Он выдрал гвоздь кусачками, замазал рану живицей — бабушка пользовала ею суставы, пожелал Екатерине Васильевне успехов в педагогической деятельности и отправился к ней. Продемонстрировал изменения в дневнике, сказал, что Екатерина Васильевна очень раскаялась в своем поступке и впредь взялась так не поступать.
И весь вечер они сидели, смотрели мультики и ели сладкую кукурузу из банки.
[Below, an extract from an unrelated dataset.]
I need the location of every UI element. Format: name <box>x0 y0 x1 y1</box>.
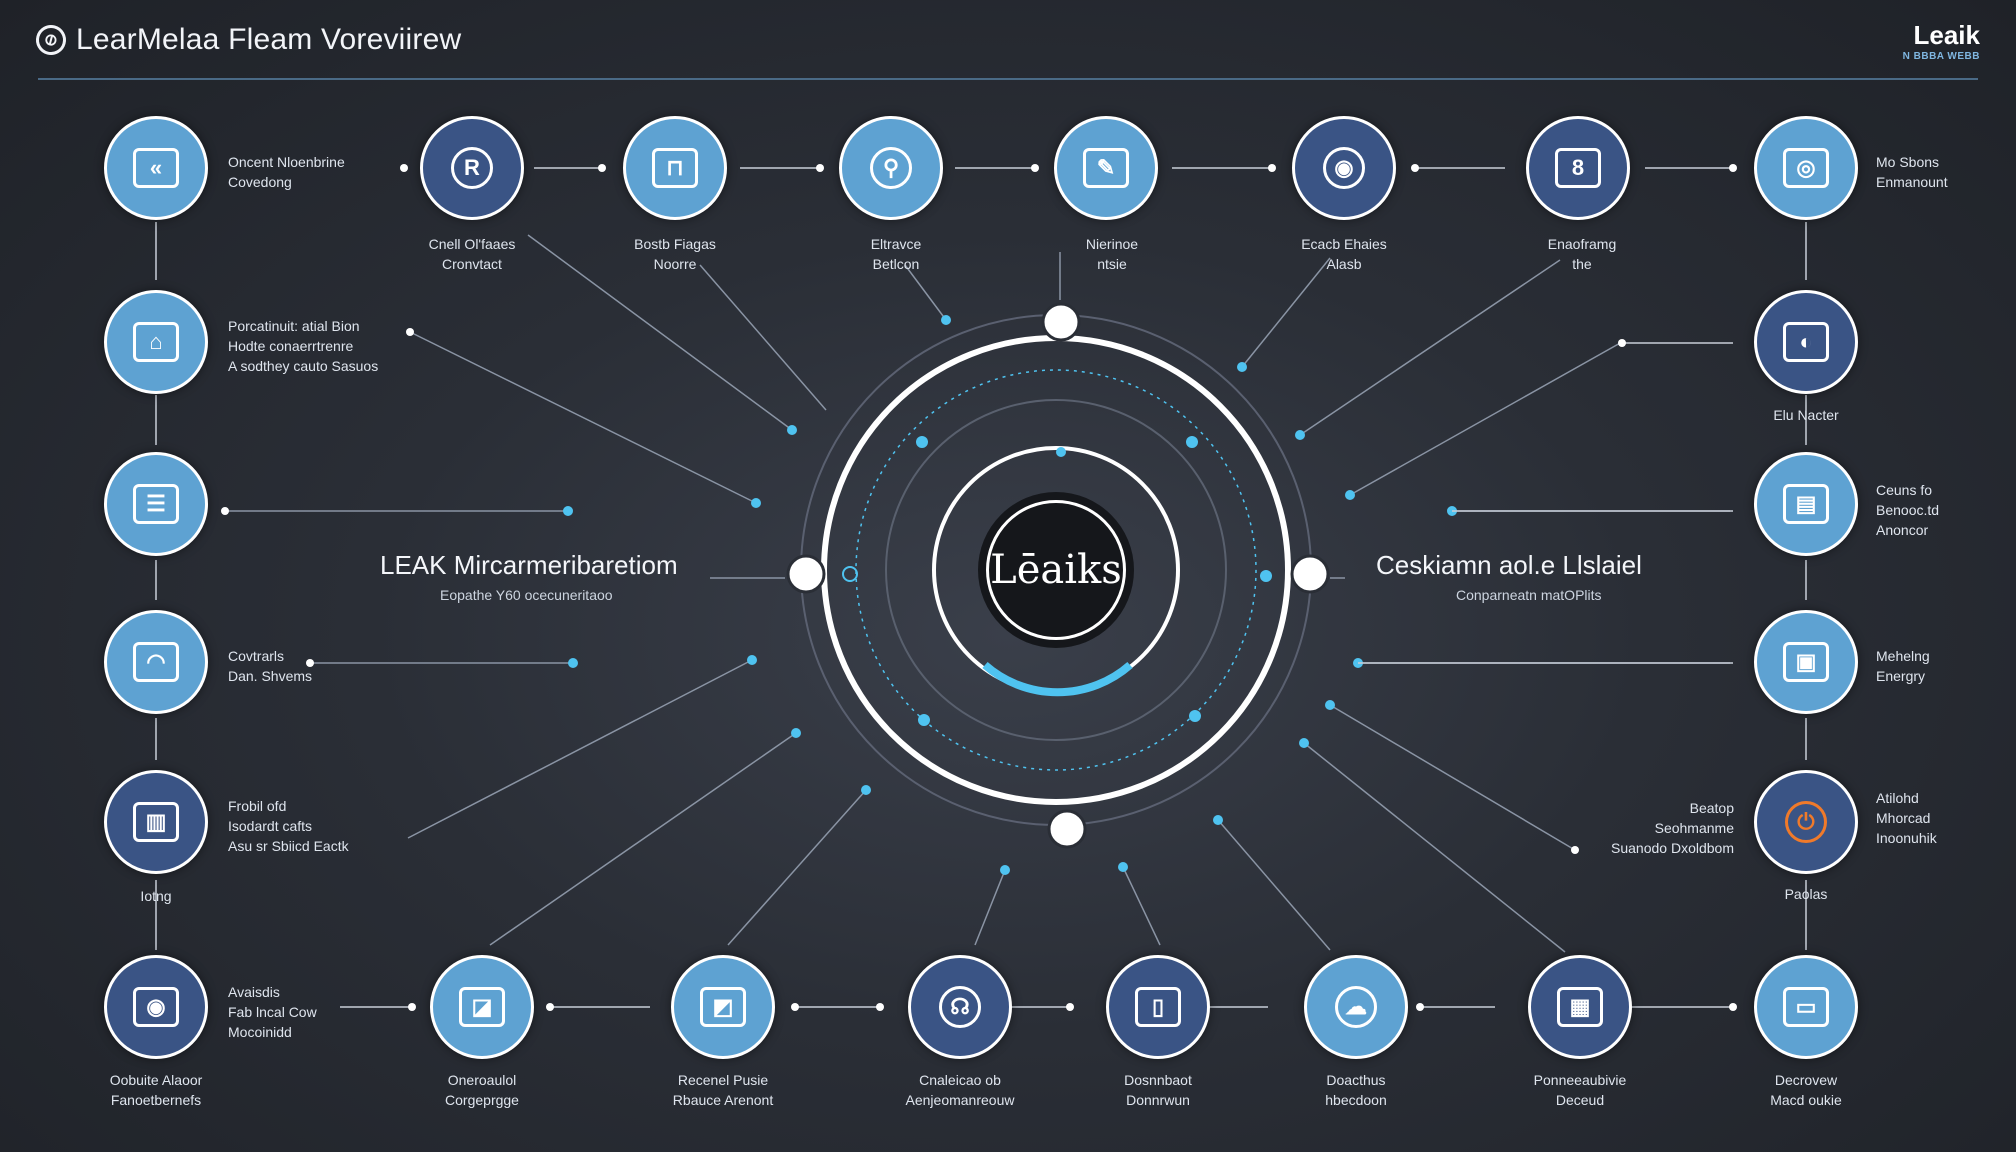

Уже ночью, когда они возвращались домой, он почувствовал, что рука заболела.
Впрочем, заражения крови не случилось.
Он думал, что после этого его обязательно потащат к директору, но и этого не случилось. Директор не хотел с ним связываться. И учителя. С тех пор они с ним тоже не хотели связываться. И с ней и с ним. И оценки были хорошие, во всяком случае, заслуженные.
История обросла слухами.
Учителя передавали историю про то, как Иван собирался покончить с собой на пороге дома математички и уже начал претворять это в жизнь. И даже записку оставил — что, в моей смерти прошу винить исключительно педагогический состав восьмилетней школы, а особенно Екатерину Васильевну Алалыкину.
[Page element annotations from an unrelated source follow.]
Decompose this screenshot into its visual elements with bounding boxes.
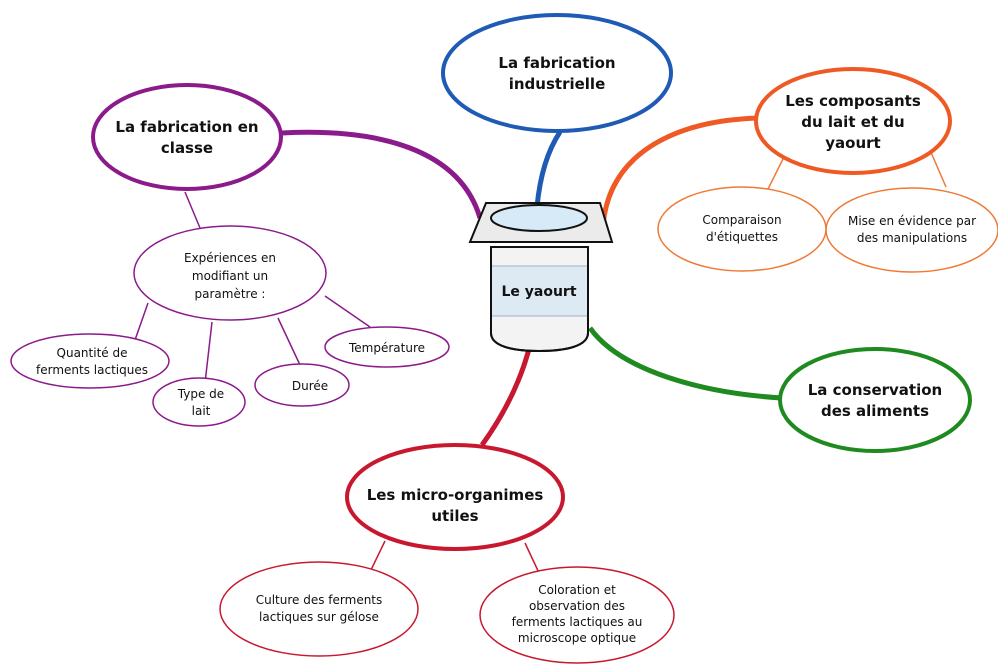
node-micro-organismes-label-2: utiles (431, 507, 478, 525)
node-type-lait-label-1: Type de (177, 387, 224, 401)
node-experiences-label-1: Expériences en (184, 251, 276, 265)
node-coloration-label-3: ferments lactiques au (512, 615, 643, 629)
connector-classe-experiences (184, 191, 201, 229)
node-fabrication-classe-label-1: La fabrication en (115, 118, 258, 136)
node-conservation-label-1: La conservation (808, 381, 942, 399)
node-coloration-label-1: Coloration et (538, 583, 616, 597)
node-mise-en-evidence[interactable] (825, 187, 998, 273)
node-fabrication-classe[interactable] (91, 83, 283, 191)
connector-exp-quantite (134, 302, 149, 341)
yogurt-pot-icon (468, 202, 614, 353)
node-temperature[interactable] (324, 326, 450, 368)
node-culture-label-1: Culture des ferments (256, 593, 383, 607)
node-culture[interactable] (219, 561, 419, 657)
connector-composants-comparaison (767, 156, 785, 190)
connector-composants (600, 115, 761, 226)
connector-exp-temperature (324, 295, 371, 328)
node-culture-label-2: lactiques sur gélose (259, 610, 379, 624)
connector-exp-type (204, 321, 213, 384)
node-duree-label: Durée (292, 379, 328, 393)
node-composants[interactable] (754, 67, 952, 175)
connector-micro-organismes (479, 344, 533, 447)
node-mise-en-evidence-label-1: Mise en évidence par (848, 214, 976, 228)
node-type-lait-label-2: lait (192, 404, 211, 418)
node-conservation-label-2: des aliments (821, 402, 929, 420)
connector-fabrication-classe (281, 129, 483, 219)
node-fabrication-classe-label-2: classe (161, 139, 213, 157)
node-conservation[interactable] (778, 347, 972, 453)
node-composants-label-2: du lait et du (801, 113, 904, 131)
node-micro-organismes[interactable] (345, 443, 565, 551)
node-composants-label-1: Les composants (785, 92, 921, 110)
node-fabrication-industrielle-label-2: industrielle (509, 75, 606, 93)
node-experiences-label-2: modifiant un (192, 269, 268, 283)
node-quantite[interactable] (10, 333, 170, 389)
connector-exp-duree (277, 317, 301, 366)
center-label: Le yaourt (501, 284, 576, 300)
connector-micro-culture (369, 540, 386, 573)
node-duree[interactable] (254, 363, 350, 407)
node-micro-organismes-label-1: Les micro-organimes (367, 486, 544, 504)
node-fabrication-industrielle[interactable] (441, 13, 673, 133)
node-coloration-label-2: observation des (529, 599, 625, 613)
connector-conservation (587, 326, 783, 401)
node-quantite-label-1: Quantité de (57, 346, 128, 360)
node-comparaison-label-1: Comparaison (702, 213, 781, 227)
node-quantite-label-2: ferments lactiques (36, 363, 148, 377)
connector-composants-mise (929, 149, 947, 188)
node-temperature-label: Température (348, 341, 425, 355)
node-experiences[interactable] (133, 225, 327, 321)
node-composants-label-3: yaourt (825, 134, 880, 152)
node-fabrication-industrielle-label-1: La fabrication (498, 54, 615, 72)
node-coloration-label-4: microscope optique (518, 631, 636, 645)
node-experiences-label-3: paramètre : (195, 287, 266, 301)
node-type-lait[interactable] (152, 377, 246, 427)
node-comparaison-label-2: d'étiquettes (706, 230, 778, 244)
node-coloration[interactable] (479, 566, 675, 664)
connector-fabrication-industrielle (534, 130, 563, 208)
connector-micro-coloration (524, 542, 541, 576)
node-comparaison[interactable] (657, 186, 827, 272)
node-mise-en-evidence-label-2: des manipulations (857, 231, 967, 245)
Школьники же говорили, что он прибил к воротам совсем не себя, а математичку. И не к воротам, а к стене. И не одну руку, а обе. И собирался уже прибить ногу, но тут на счастье мимо проходили коммунарские шабашники, они и вызволили Екатерину Васильевну из лап маньяка. Но все равно, перепуганная насмерть несчастная Екатерина Васильевна поклялась ставить ему и его безумной подружке только пятерки.
Кажется, тогда она первый раз его поцеловала. Не совсем тогда, а через несколько дней, когда узнала про ладонь. Тогда тоже возвращались домой, только что кончился дождь, она смеялась, затем они остановились возле магазина бытовой химии. Она взяла его руку и спросила, он ответил, что порезался дома.
А она его поцеловала в щеку. Второй раз.
И тут же засмеялась.
В тот вечер он не пошел к ней, а отправился домой. Не стал дожидаться матери, побежал по старой дороге, как добрался до дома, не заметил. Мать вернулась уже совсем затемно, и ругалась.
Иван был счастлив. Наверное, тогда он стал представлять, как там все сложится дальше. Как они перейдут из восьмилетки в Первую школу, за линию, и там уже будут в одном классе. И за одной партой. Наконец-то за одной партой. У окна.
А потом, может быть, потом они поедут вместе учиться. Но это уже нескоро, совсем нескоро. До всего этого может много чего случиться. Вот в две тысячи двенадцатом заканчивается календарь майя, а значит конец света, так и в «Светлой Силе» все время пишут. Так вот. Мир начнет разваливаться, а они укроются на острове. Он знает один отличный остров, только он не в воде этот остров, а на суше. То есть когда-то там видимо раньше вода была, а сейчас нет, сейчас просто остров.
Они бы там здорово устроились. Он бы построил домик, она бы огород развела. И вокруг никого-никого…
Он был умным. До пятого класса ни одной четверки. При этом уроки он почти не учил, само как-то так получалось.
Умным и сильным. Его звали сразу: на бокс, на футбол, на легкую атлетику. Но он никуда так и не записался. На бокс ходил почти месяц, потом бросил. Он так и не научился биться не по настоящему, любой спарринг для противника заканчивался синяками, выбитыми зубами, а один раз даже сломанными ребрами. Через три недели ему изрезали кеды, и он окончательно понял, что в боксе ему делать нечего.
Да и не нужен был ему бокс, ему была нужна она. В одиннадцать лет он четко понимал, что ему нужна только она. Порой, его самого это пугало, это казалось ненормальным, Иван понимал это, но думать о чем-то другом ему не хотелось.